Fallen World – like all the other Jurassic films – is set up in a way that leads to further stories. But unlike some of the earlier films, this one feels a bit like it is rushing to get to those later films. There are things that seem meant to pay off later, and to get to that point there are some massively painful leaps of logic. You kind of expect that at this point with this series though.
Despite that, it’s interesting to think where the series might go based on where Fallen Kingdom leaves it, and there’s already a sequel planned for June 2021. If nothing else, the next film will probably have lots of dinosaurs and humans doing dumb things against a spectacular CGI backdrop.
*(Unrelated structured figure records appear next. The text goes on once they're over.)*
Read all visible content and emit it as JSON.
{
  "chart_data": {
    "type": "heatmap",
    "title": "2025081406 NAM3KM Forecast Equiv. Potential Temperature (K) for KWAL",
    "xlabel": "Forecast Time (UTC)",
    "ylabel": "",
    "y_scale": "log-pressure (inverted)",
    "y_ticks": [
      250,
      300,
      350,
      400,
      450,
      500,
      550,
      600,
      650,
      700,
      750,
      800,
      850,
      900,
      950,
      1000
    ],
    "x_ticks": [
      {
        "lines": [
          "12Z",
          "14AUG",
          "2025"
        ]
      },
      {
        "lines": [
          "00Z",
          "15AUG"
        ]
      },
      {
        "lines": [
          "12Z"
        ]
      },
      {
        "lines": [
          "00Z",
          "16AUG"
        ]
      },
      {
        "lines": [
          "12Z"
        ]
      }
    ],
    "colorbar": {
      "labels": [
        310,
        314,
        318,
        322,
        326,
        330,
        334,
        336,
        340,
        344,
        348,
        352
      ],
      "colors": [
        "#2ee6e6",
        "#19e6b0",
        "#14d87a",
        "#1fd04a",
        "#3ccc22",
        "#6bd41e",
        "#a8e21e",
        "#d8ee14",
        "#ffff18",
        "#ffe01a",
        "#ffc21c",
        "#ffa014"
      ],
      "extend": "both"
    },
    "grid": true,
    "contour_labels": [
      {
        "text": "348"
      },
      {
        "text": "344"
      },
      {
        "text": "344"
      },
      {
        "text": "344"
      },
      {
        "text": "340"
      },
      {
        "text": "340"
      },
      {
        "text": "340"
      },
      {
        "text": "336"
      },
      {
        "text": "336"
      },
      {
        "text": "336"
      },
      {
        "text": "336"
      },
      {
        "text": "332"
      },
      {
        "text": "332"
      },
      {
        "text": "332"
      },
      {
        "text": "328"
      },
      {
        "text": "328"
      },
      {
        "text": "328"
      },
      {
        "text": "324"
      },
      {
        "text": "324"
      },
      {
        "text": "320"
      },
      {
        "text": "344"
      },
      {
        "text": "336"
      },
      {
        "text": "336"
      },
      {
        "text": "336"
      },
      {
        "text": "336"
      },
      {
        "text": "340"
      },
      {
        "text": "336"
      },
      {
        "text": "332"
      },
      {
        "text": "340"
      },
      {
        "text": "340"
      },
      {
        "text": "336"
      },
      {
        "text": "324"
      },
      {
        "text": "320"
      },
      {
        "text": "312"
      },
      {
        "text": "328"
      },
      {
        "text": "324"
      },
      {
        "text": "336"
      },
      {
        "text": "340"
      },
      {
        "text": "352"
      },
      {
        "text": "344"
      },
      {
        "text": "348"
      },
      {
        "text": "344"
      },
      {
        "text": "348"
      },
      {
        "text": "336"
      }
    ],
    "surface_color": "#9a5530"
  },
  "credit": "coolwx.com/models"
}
That’s probably a safe bet.
Jurassic World: Fallen Kingdom Review Conclusion
If you have fond memories of the earlier Jurassic trilogy, or for some reason you actually really liked Jurassic World, then Fallen Kingdom will check all your boxes. There are amazing set pieces, a wild backdrop, and an even more killy killing machine. There are also likable characters trying their best not to be entrees, some incredible effects, and the atmosphere in this film is better than the last.
Fallen Kingdom also brings the negatives of all the previous films too, including poor character development, major plot holes, and incredibly stupid decisions from people. And five movies deep, it feels like a rehash more than an expansion of the story. But hey, things blow up real pretty as dinosaurs byAnyone planning on seeing , so there’s that.
Jurassic World: Fallen Kingdom is rated PG-13 with a running time of 129 minutes.